Cryptocurrencies, in particular bitcoin, are continuing to rise in popularity and value. The total value of all Bitcoins currently in existence is now more than £112billion. There are therefore many aspects of bitcoin that can be formulated into successful dissertation topics. We have created 8 dissertation topics that are original and exciting, yet manageable, so if you fancy tackling the subject of bitcoin for your dissertation feel free to opt for one of these topics.
1. Hash collision attacks on the bitcoin protocol.
The proof of work procedure within the bitcoin protocol is implemented as a hash grinding process – a hash function is started from a random data string and evaluated repeatedly until the prescribed number of bits matches the pre-determined target. This procedure essentially relies on the hash function being resistant to collision attacks. In recent years, significant progress was made with such attacks, and it is conceivable that a sufficiently resourceful individual would find a practical collision attack on SHA. Obviously it would not be published, but would it spell the end of bitcoin? This project will find out.

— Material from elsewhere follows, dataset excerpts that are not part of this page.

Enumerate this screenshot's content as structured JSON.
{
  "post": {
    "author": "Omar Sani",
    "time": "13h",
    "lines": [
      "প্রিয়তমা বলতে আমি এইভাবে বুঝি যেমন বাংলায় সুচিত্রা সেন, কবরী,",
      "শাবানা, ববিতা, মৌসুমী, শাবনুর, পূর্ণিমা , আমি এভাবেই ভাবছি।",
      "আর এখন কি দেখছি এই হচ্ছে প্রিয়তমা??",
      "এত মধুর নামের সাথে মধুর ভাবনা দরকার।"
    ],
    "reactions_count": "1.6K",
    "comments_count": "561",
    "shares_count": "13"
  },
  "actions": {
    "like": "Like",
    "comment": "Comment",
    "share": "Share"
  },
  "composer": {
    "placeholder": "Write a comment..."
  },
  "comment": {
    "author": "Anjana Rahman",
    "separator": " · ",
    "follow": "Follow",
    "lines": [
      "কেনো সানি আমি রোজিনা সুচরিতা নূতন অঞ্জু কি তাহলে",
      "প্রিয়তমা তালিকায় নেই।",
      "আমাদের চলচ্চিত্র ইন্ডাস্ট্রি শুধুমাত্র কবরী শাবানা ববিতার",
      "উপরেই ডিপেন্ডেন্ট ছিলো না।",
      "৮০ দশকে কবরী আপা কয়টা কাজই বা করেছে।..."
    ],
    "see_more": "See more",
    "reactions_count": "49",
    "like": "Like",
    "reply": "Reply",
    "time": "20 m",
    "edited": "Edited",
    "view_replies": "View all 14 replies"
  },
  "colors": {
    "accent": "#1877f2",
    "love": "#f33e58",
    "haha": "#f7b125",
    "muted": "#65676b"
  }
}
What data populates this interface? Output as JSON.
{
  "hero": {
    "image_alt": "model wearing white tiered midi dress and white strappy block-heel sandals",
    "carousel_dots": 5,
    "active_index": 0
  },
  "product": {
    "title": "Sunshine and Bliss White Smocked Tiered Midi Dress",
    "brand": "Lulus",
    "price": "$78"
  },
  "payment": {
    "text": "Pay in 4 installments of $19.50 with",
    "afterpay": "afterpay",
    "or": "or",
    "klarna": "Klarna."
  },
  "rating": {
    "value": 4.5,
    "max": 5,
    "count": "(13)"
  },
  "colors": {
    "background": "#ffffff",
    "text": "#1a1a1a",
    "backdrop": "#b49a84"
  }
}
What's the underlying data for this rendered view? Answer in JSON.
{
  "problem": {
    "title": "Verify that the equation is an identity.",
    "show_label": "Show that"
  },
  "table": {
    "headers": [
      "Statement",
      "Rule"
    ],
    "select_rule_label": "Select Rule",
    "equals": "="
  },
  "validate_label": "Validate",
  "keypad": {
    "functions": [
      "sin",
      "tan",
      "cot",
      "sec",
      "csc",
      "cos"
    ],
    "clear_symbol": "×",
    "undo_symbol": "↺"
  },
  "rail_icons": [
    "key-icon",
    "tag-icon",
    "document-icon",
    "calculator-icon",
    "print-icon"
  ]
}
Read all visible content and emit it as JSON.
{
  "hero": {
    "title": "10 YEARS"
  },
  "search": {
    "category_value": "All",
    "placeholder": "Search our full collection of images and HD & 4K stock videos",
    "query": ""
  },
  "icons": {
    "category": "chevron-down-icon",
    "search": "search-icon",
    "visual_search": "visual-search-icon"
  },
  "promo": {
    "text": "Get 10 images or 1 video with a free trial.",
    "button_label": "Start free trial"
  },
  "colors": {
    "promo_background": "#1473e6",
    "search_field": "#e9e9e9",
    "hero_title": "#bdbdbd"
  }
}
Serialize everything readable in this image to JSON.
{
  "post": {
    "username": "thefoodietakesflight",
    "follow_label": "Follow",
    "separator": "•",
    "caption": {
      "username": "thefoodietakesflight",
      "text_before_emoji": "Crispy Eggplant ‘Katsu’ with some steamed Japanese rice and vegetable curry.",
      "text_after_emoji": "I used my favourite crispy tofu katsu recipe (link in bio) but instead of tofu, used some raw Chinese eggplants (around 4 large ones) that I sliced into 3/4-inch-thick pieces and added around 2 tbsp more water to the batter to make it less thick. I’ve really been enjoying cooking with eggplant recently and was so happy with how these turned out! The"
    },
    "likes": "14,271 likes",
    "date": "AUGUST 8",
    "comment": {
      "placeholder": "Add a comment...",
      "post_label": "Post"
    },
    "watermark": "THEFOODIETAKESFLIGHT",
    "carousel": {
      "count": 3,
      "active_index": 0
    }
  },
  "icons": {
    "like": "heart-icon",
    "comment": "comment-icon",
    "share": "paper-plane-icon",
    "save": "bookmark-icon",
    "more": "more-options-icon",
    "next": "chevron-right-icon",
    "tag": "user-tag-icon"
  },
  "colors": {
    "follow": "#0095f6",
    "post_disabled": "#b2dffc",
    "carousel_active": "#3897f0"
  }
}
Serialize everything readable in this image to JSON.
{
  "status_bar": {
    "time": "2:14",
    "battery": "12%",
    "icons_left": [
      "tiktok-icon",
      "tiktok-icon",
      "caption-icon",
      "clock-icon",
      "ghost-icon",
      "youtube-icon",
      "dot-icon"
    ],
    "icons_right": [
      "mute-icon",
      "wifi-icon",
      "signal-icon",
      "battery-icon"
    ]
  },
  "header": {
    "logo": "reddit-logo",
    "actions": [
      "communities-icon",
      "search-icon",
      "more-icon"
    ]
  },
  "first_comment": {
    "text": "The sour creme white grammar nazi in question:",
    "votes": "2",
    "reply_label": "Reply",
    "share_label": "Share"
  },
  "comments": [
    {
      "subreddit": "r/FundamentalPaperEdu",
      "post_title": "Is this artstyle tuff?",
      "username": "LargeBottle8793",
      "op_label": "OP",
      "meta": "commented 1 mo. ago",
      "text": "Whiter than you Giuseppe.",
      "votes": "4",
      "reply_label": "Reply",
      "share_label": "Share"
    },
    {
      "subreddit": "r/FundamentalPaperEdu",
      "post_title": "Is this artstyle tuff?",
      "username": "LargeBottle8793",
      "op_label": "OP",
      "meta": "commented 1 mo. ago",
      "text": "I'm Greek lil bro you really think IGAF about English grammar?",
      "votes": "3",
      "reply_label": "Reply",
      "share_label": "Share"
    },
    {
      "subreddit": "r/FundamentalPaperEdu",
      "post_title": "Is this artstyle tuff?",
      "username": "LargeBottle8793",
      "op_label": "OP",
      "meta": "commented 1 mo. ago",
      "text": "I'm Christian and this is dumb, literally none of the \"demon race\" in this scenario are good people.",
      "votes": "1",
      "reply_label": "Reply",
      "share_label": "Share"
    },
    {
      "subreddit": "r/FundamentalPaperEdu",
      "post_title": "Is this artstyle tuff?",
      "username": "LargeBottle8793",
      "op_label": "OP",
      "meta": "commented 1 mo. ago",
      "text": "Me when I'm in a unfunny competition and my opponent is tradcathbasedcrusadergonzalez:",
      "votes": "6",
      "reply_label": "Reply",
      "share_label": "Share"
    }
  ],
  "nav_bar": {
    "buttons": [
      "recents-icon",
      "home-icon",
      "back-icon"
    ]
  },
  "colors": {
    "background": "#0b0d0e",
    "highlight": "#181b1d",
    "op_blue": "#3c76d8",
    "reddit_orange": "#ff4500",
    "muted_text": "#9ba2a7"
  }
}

2. Limitations of bitcoin mining hardware – what happens after ASICs?
In the early days the bitcoin mining process (repeated hash function evaluation) was run on CPUs. The fairly compact nature of the SHA hashing function then allowed the process to be ported to massively parallel GPU architectures, with ATI cards being particularly powerful. From there, the community moved on FPGAs, and eventually custom silicon arrived – application specific integrated circuits (ASICs). Current bitcoin mining hardware is optimised to a squeak. There not much else can be done there, apart from process shrinkage and electrical efficiency improvements. This project will explore the territory beyond ASICs.
3. Factorisation attacks on the bitcoin protocol.
The sheer number of bugs recently discovered in RSA key pair generation hardware and software suggests that not all bitcoin account numbers (essentially public keys used to verify blockchain messages) are secure to factorisation. At that point, the obstacles become economic – given current price of the unit of computing power, is a particular wallet worth cracking? This project will explore the economic side of factorisation attacks on the bitcoin protocol and suggest ways of securing wallets in the economic (rather than mathematical) sense by making it unprofitable, rather than impossible, to attack.
4. Is bitcoin a carefully designed bubble?
The macroeconomic parameters of the bitcoin protocol (the fixed total number of bitcoins, the adaptive proof of work difficulty level, the exponential reduction in the mining returns) appear to be designed to make it exponentially harder to mine bitcoins and therefore to drive their value exponentially up. Satoshi Nakamoto must have understood that when he was designing bitcoin. At the moment, the protocol remains robust (even if rather slow) and it is not inconceivable that it will keep going. This project will do the economic modelling.
5. Denial of service attacks on the bitcoin protocol.
Bitcoin relies in the central ledger – the blockchain – that is synchronised between millions of client and miner computers. The evolution of the blockchain is determined by consensus – the version agreed upon by 51% of the miners is the current version. This is a potential vulnerability: in the event of prolonged network fragmentation, two versions of the blockchain can diverge significantly, with financial transactions being acted out in real life. If the networks are then reconnected, the community would be faced with a disruptive need to abandon one of the branches. This project will examine the implications.
6. “51% attacks” on the bitcoin protocol.
The process of mining bitcoins relies on computationally intensive tasks that are, according to current civilian mathematics, impossible to avoid. It is, however, entirely possible that a technologically advanced individual or an organisation would be able to find a vastly more efficient algorithm for solving the same class of problems – discovering a collision attack on SHA, for example, would be sufficient. Such an organisation could then command more than 51% of the bitcoin community hashing power, which would give it the right of veto on any blockchain transaction. This project will explore the implications.
7. How to make cryptocurrencies less volatile?
Bitcoin is notoriously easy to steal – just a string of alphanumeric characters (encoding the private RSA key) gives an individual complete control over the account attached to that key. Those strings are very easy to steal, and stolen they have been – many times, involving sums in the hundreds of millions of pounds at the current exchange rates. The situation got so bad that bitcoin exchanges had to put special measures in place to prevent their own staff from stealing their bitcoins. This project will examine possible ways of making cryptocurrencies harder to steal.
8. Is bitcoin the future of interplanetary trade?
Terrestrial gold is useless on Mars – the cost of lifting a kilogram of gold from the Earth’s gravity well, propelling it all the way to Mars and landing it safely exceeds the cost of that kilogram of gold. Almost any terrestrial goods or services are thus worthless to a Martian because they cannot be transported. This raises the interesting question of how to set up interplanetary currencies that must, as all currencies, at least theoretically be supported by material goods. One possibility is cryptocurrencies. The trade over vast interplanetary and interstellar distances would be in in formation, and it is only right that an electronic currency should be involved. This project will examine the possibilities.